Mounture.com — Naik gunung udah jadi gaya hidup baru. Dari sekadar healing, konten Instagram, sampai pencapaian pribadi. Tapi belakangan, tren yang bikin geleng-geleng kepala ikut naik yaitu pendakian lewat jalur ilegal.
Katanya sih, biar lebih “sepi”, “alami”, atau “menghindari biaya”. Tapi mari kita bedah bareng-bareng, sebenernya lo naik gunung, atau nyusahin orang?
“Bro, Jalur Resmi Penuh!”
Alasan paling sering adalah jalur resmi kuotanya udah habis. Emang, beberapa gunung populer kayak Semeru, Gede, dan Rinjani memberlakukan sistem booking online dengan kuota terbatas.
Tapi bukan berarti itu tiket sah buat ngibrit lewat jalur tikus. Jalur resmi dibatasi bukan buat nyiksa pendaki, tapi justru buat ngatur daya dukung alam. Gunung juga bisa “capek” kalau dijejali manusia tiap akhir pekan.
Jalur ilegal itu bukan jalur yang disediakan cuma “buat yang ngerti”. Itu jalur yang nggak dimonitor, nggak ada rambu, dan paling bahaya adalah nggak ada sistem evakuasi kalau lo kenapa-kenapa.
BACA JUGA: Estimasi Biaya Pendakian Gunung Sumbing via Banaran
“Gue Pengen Petualangan Sejati”
Ini nih, romantisasi yang suka kebablasan. Nggak sedikit yang nganggep jalur ilegal sebagai “pendakian anti-mainstream”. Padahal kalau dipikir, adrenalin yang lo rasain itu dibangun dari minimnya tanggung jawab.
Lo masuk kawasan konservasi tanpa izin, lewatin jalur yang bisa ngerusak ekosistem, dan kalau terjadi insiden, lo nyeret nama relawan SAR buat turun tangan. Jadi, petualangan siapa yang lo cari?
Mau jujur dikit? Kadang, di balik alasan “petualangan”, ada ego yang pengen beda sendiri, pengen dibilang keren, dan pengen shortcut ke eksistensi sosial.
Padahal naik gunung tuh bukan cuma soal mencapai puncak, tapi tentang saling menjaga dan menghormati alam serta orang lain yang terlibat.
BACA JUGA: Wisata Hutan di Malang: 4 Destinasi Alam Sejuk Wajib Dikunjungi
“Gue Nggak Ngerusak, Cuma Lewat Doang”
Ini alasan klasik. Tapi justru karena “cuma lewat doang” itu, jalur ilegal makin terbentuk. Semakin banyak yang lewat, makin terlihat seperti jalur alami.
Padahal hutan punya aturan sendiri. Satu jalur kecil bisa jadi akses satwa liar, atau punya vegetasi langka yang sensitif sama injakan manusia.
Bahkan tanpa sadar, lo bisa nyebar bibit gulma dari sepatu atau perlengkapan, yang bisa merusak ekosistem lokal. Jadi, nggak semua yang terlihat “alami” itu bebas dilewati manusia. Ada yang memang harusnya dibiarkan liar.

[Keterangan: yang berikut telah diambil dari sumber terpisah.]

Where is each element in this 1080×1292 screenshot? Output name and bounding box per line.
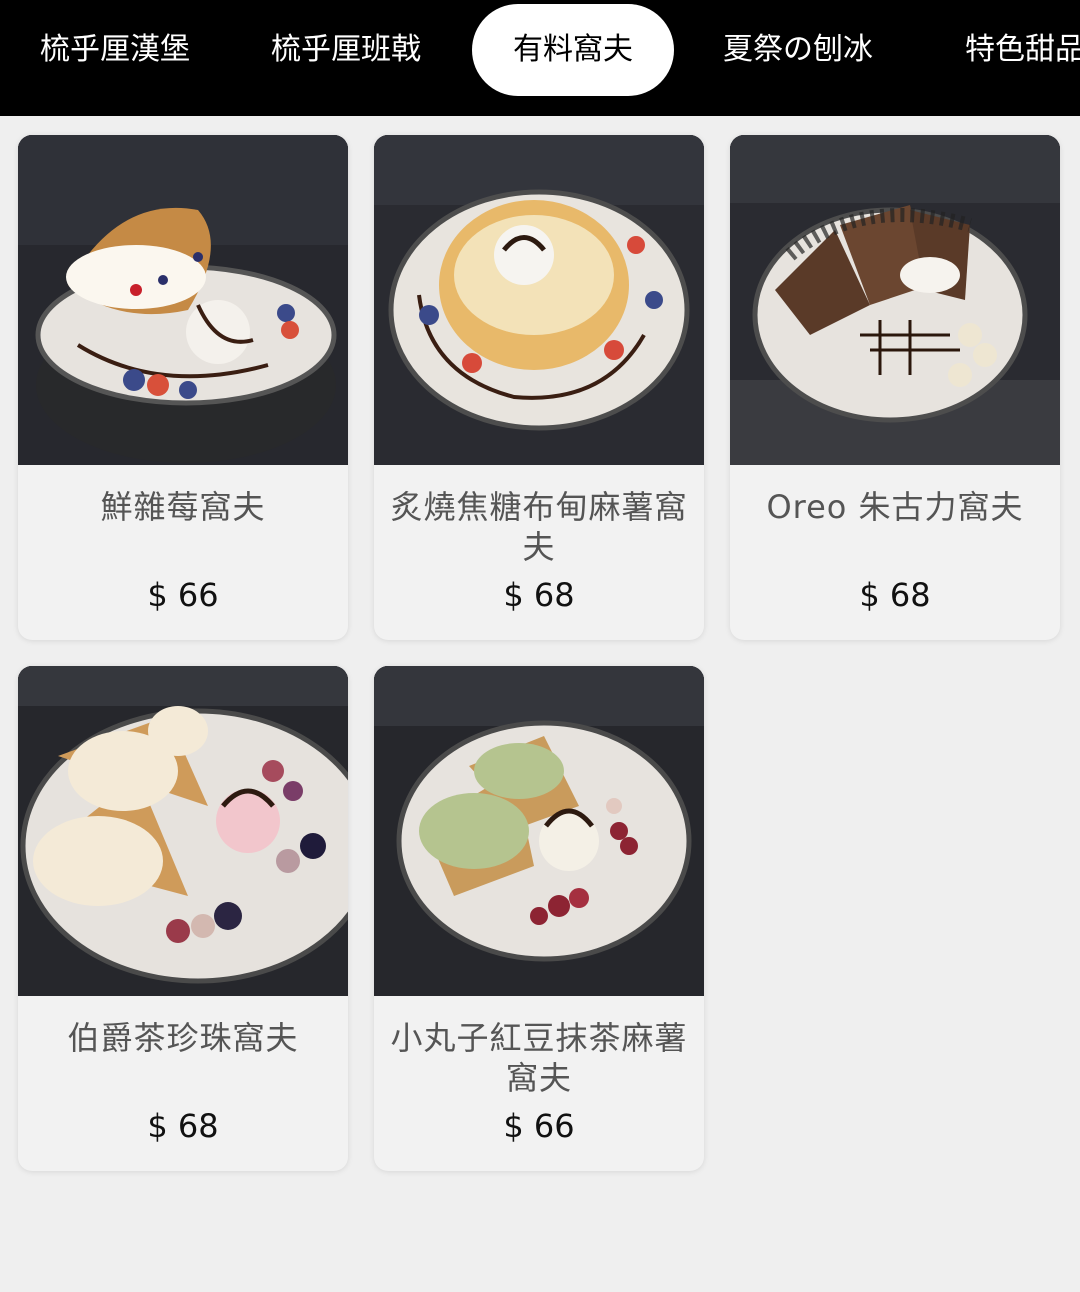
product-price: $ 68 bbox=[859, 576, 931, 614]
product-photo bbox=[18, 135, 348, 465]
tab-waffles[interactable]: 有料窩夫 bbox=[472, 4, 674, 96]
product-name: Oreo 朱古力窩夫 bbox=[766, 488, 1024, 526]
product-price: $ 68 bbox=[147, 1107, 219, 1145]
product-price: $ 66 bbox=[503, 1107, 575, 1145]
product-name: 小丸子紅豆抹茶麻薯窩夫 bbox=[390, 1019, 688, 1097]
product-card[interactable]: 小丸子紅豆抹茶麻薯窩夫 $ 66 bbox=[374, 666, 704, 1171]
product-card[interactable]: Oreo 朱古力窩夫 $ 68 bbox=[730, 135, 1060, 640]
category-tab-bar: 梳乎厘漢堡 梳乎厘班戟 有料窩夫 夏祭の刨冰 特色甜品 bbox=[0, 0, 1080, 116]
product-name: 伯爵茶珍珠窩夫 bbox=[67, 1019, 299, 1057]
tab-souffle-burger[interactable]: 梳乎厘漢堡 bbox=[0, 4, 230, 96]
product-card[interactable]: 鮮雜莓窩夫 $ 66 bbox=[18, 135, 348, 640]
tab-shaved-ice[interactable]: 夏祭の刨冰 bbox=[700, 4, 896, 96]
product-name: 炙燒焦糖布甸麻薯窩夫 bbox=[390, 488, 688, 566]
product-photo bbox=[730, 135, 1060, 465]
tab-souffle-pancake[interactable]: 梳乎厘班戟 bbox=[232, 4, 460, 96]
product-price: $ 68 bbox=[503, 576, 575, 614]
tab-special-desserts[interactable]: 特色甜品 bbox=[930, 4, 1080, 96]
product-photo bbox=[374, 135, 704, 465]
product-photo bbox=[374, 666, 704, 996]
product-name: 鮮雜莓窩夫 bbox=[100, 488, 266, 526]
product-card[interactable]: 伯爵茶珍珠窩夫 $ 68 bbox=[18, 666, 348, 1171]
product-card[interactable]: 炙燒焦糖布甸麻薯窩夫 $ 68 bbox=[374, 135, 704, 640]
product-photo bbox=[18, 666, 348, 996]
product-price: $ 66 bbox=[147, 576, 219, 614]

Ada Banyak Cara Bertanggung Jawab
Kalau memang cinta alam, ya hormati aturannya. Banyak gunung lain yang masih buka, jalur resmi yang legal, atau kalau pengen eksplorasi, ikut ekspedisi ilmiah atau kegiatan konservasi. Di sana lo bisa ngerasain sisi liar gunung dengan pengawasan dan kontribusi yang nyata.

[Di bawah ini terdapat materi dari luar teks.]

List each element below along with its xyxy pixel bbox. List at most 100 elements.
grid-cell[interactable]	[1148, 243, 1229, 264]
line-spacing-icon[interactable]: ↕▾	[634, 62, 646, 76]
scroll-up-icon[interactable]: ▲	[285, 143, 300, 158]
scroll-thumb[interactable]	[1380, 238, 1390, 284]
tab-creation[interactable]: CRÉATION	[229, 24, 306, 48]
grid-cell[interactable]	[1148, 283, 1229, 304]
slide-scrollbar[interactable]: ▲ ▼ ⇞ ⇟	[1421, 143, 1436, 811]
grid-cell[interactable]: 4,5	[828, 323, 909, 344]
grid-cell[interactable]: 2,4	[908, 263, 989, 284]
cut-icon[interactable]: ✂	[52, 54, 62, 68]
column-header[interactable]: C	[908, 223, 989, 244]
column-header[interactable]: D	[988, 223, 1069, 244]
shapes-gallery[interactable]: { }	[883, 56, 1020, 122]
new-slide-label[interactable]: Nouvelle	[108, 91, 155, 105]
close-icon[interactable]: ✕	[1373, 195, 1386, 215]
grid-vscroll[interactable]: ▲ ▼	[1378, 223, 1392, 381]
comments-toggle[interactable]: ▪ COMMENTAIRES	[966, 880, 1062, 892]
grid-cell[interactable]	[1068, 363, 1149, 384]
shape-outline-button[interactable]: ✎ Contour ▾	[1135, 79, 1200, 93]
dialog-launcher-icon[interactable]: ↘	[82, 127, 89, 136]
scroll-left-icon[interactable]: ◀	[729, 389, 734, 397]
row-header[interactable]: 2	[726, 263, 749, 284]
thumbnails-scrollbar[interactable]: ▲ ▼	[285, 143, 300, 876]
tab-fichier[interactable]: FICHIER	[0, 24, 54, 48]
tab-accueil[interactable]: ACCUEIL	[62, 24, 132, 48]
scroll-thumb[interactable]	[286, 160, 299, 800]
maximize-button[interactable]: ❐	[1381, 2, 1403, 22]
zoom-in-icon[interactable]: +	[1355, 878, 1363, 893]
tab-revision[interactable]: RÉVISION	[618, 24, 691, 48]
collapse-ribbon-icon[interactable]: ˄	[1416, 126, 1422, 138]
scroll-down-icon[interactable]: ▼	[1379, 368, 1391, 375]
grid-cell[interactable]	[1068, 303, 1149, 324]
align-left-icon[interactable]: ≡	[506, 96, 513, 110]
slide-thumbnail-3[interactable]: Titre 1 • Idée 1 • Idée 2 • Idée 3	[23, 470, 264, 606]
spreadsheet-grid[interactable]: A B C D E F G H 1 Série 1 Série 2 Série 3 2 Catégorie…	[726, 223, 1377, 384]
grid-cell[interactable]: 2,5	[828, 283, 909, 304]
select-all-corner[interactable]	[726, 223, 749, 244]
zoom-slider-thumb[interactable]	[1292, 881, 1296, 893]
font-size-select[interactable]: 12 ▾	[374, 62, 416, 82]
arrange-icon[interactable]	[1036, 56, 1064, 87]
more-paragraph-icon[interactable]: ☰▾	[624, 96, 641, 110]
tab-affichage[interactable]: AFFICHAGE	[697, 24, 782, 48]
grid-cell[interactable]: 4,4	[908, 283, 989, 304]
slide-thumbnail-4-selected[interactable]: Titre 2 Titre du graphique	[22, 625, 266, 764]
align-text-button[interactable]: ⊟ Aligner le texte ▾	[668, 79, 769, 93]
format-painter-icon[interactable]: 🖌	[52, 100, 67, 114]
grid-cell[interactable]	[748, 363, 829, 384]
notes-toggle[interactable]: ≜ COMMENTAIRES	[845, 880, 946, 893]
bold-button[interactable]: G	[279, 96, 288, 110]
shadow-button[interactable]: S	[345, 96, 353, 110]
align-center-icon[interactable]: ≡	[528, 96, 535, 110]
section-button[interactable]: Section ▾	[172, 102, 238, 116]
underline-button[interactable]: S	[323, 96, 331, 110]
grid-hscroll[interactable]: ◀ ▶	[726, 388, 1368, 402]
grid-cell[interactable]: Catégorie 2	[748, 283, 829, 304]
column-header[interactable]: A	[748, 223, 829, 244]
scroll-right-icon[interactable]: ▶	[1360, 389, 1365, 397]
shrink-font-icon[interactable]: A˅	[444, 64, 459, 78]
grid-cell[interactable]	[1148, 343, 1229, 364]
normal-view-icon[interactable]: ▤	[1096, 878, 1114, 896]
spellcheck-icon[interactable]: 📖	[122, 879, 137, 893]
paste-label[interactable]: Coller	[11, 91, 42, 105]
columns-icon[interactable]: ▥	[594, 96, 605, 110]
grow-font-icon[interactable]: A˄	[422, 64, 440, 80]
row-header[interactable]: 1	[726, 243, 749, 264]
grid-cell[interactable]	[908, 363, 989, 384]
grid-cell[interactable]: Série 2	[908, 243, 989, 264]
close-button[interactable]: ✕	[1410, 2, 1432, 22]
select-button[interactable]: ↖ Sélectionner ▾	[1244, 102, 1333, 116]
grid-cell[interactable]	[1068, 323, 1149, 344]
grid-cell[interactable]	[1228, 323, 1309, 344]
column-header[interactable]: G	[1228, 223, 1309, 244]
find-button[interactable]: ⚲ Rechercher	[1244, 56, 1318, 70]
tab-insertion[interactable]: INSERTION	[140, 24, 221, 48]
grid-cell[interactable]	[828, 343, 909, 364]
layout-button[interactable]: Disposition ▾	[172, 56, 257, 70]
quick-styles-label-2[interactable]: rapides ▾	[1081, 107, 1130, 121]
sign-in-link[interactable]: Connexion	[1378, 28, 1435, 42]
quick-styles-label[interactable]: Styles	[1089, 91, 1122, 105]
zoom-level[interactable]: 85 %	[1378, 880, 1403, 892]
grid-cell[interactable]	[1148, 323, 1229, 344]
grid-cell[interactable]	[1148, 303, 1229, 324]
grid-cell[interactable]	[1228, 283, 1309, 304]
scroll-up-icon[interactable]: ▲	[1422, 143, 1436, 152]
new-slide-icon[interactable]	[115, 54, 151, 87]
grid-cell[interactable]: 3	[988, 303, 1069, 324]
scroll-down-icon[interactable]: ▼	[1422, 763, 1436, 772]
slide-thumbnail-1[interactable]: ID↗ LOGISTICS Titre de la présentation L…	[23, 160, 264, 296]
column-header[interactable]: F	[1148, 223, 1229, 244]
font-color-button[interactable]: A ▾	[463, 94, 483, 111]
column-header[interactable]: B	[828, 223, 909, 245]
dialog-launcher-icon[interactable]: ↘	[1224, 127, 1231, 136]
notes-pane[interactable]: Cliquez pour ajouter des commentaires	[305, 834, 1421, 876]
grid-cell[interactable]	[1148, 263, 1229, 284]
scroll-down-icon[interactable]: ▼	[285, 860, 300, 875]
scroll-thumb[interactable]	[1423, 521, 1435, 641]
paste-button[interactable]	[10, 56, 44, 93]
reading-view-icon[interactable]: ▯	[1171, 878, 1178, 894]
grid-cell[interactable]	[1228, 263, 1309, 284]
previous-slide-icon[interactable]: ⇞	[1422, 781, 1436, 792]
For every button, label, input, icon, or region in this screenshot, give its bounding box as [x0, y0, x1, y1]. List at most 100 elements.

Dan kalau lo pengen naik gunung tanpa ribet, ya siapin dari jauh-jauh hari. Booking, patuhi kuota, dan tetap jaga etika. Ingat, alam bukan cuma buat lo doang. Dia tempat hidup banyak makhluk, dan harus dijaga bareng-bareng.
Gunung Bukan Milik Ego
Naik gunung lewat jalur ilegal bukan tanda lo berani, tapi tanda lo nggak peduli. Keberanian sejati itu soal tahu risiko dan bertanggung jawab.
Jadi, kalau lo masih mikir pendakian ilegal itu cara keren buat lebih dekat sama alam… mungkin yang perlu didekati dulu adalah kesadaran diri.